Yoshikawa, a Lower House member of the ruling Liberal Democratic Party, was agriculture minister from October 2018 to September 2019.
He received 2 million yen during a meeting with the Akita Foods representative at a Tokyo hotel in November 2018, the sources said.
The official gave another 2 million yen in March 2019 and 1 million yen in August 2019 when he met Yoshikawa at the farm minister’s office in the capital’s Kasumigaseki district, according to the sources.
“I knew at the time that I should not give the money because it is illegal,” the former representative was quoted as saying by the sources. “That is why I chose to offer the money when we were alone.”
Yoshikawa, 70, has denied receiving the money.

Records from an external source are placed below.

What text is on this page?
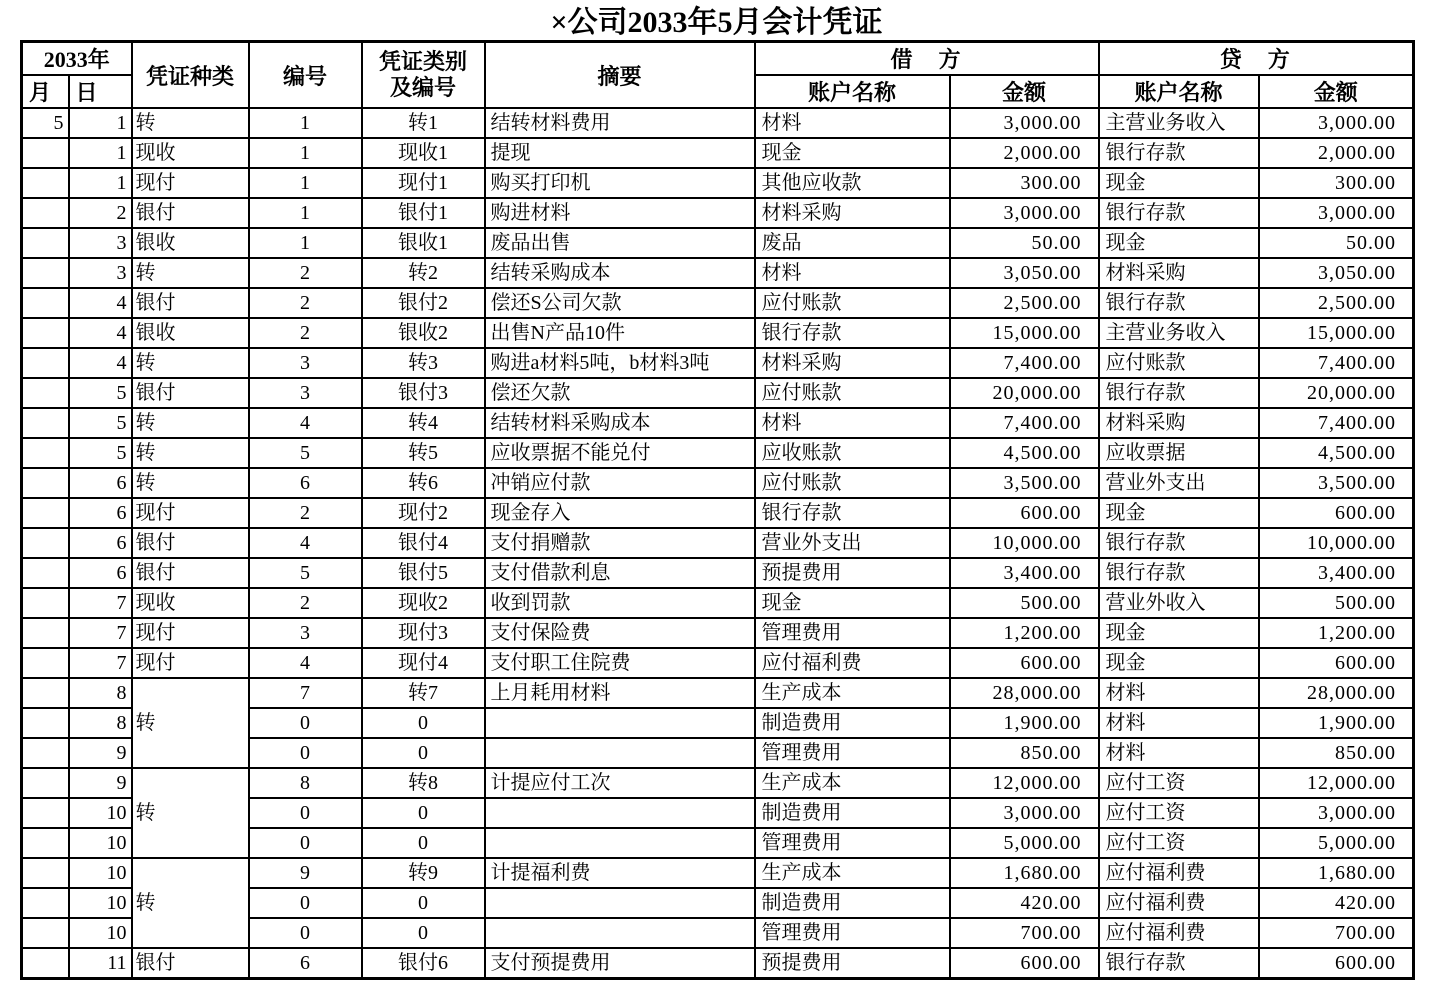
×公司2033年5月会计凭证
2033年		凭证种类	编号	凭证类别
及编号	摘要	借　方		贷　方	
月	日					账户名称	金额	账户名称	金额
5	1	转	1	转1	结转材料费用	材料	3,000.00	主营业务收入	3,000.00
	1	现收	1	现收1	提现	现金	2,000.00	银行存款	2,000.00
	1	现付	1	现付1	购买打印机	其他应收款	300.00	现金	300.00
	2	银付	1	银付1	购进材料	材料采购	3,000.00	银行存款	3,000.00
	3	银收	1	银收1	废品出售	废品	50.00	现金	50.00
	3	转	2	转2	结转采购成本	材料	3,050.00	材料采购	3,050.00
	4	银付	2	银付2	偿还S公司欠款	应付账款	2,500.00	银行存款	2,500.00
	4	银收	2	银收2	出售N产品10件	银行存款	15,000.00	主营业务收入	15,000.00
	4	转	3	转3	购进a材料5吨，b材料3吨	材料采购	7,400.00	应付账款	7,400.00
	5	银付	3	银付3	偿还欠款	应付账款	20,000.00	银行存款	20,000.00
	5	转	4	转4	结转材料采购成本	材料	7,400.00	材料采购	7,400.00
	5	转	5	转5	应收票据不能兑付	应收账款	4,500.00	应收票据	4,500.00
	6	转	6	转6	冲销应付款	应付账款	3,500.00	营业外支出	3,500.00
	6	现付	2	现付2	现金存入	银行存款	600.00	现金	600.00
	6	银付	4	银付4	支付捐赠款	营业外支出	10,000.00	银行存款	10,000.00
	6	银付	5	银付5	支付借款利息	预提费用	3,400.00	银行存款	3,400.00
	7	现收	2	现收2	收到罚款	现金	500.00	营业外收入	500.00
	7	现付	3	现付3	支付保险费	管理费用	1,200.00	现金	1,200.00
	7	现付	4	现付4	支付职工住院费	应付福利费	600.00	现金	600.00
	8	转	7	转7	上月耗用材料	生产成本	28,000.00	材料	28,000.00
	8		0	0		制造费用	1,900.00	材料	1,900.00
	9		0	0		管理费用	850.00	材料	850.00
	9	转	8	转8	计提应付工次	生产成本	12,000.00	应付工资	12,000.00
	10		0	0		制造费用	3,000.00	应付工资	3,000.00
	10		0	0		管理费用	5,000.00	应付工资	5,000.00
	10	转	9	转9	计提福利费	生产成本	1,680.00	应付福利费	1,680.00
	10		0	0		制造费用	420.00	应付福利费	420.00
	10		0	0		管理费用	700.00	应付福利费	700.00
	11	银付	6	银付6	支付预提费用	预提费用	600.00	银行存款	600.00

“I have no idea of what I am being accused of,” he told The Asahi Shimbun last month.
The company official’s first cash gift to Yoshikawa followed an international organization’s draft guidance around September 2018 that criticized Japanese egg producers’ method of raising chickens in cages. At the time, the international body was promoting animal welfare at farms.
At his meeting with Yoshikawa in November 1019, the official, a high-ranking member of an egg production industry group, requested government assistance for the industry, the sources said.
He also said he handed the cash “out of his desire to help turn around the industry, not out of self-interest.”
The 5 million yen was not listed in income and expenditure reports on political funds by political groups related to Yoshikawa.
Yoshikawa, who is serving his sixth term as a representative of a Hokkaido district, said in a statement released on Dec. 2 that he has stepped down from all posts he held in the party. The statement cited his hospitalization for an irregular heartbeat.
But he promised to cooperate with investigative authorities if they seek to interview him.
Investigators at the special unit of the Tokyo District Public Prosecutors Office searched the office of Akita Foods, based in Fukuyama, in July in a scandal related to former Justice Minister Katsuyuki Kawai and his wife, Anri, an Upper House member.
The couple, who represent constituencies in Hiroshima Prefecture, are charged with vote buying in connection with Anri’s campaign for the Upper House election last year.
The official with Akita Foods, 87, resigned as the company’s representative in August after staying in the position since 1966.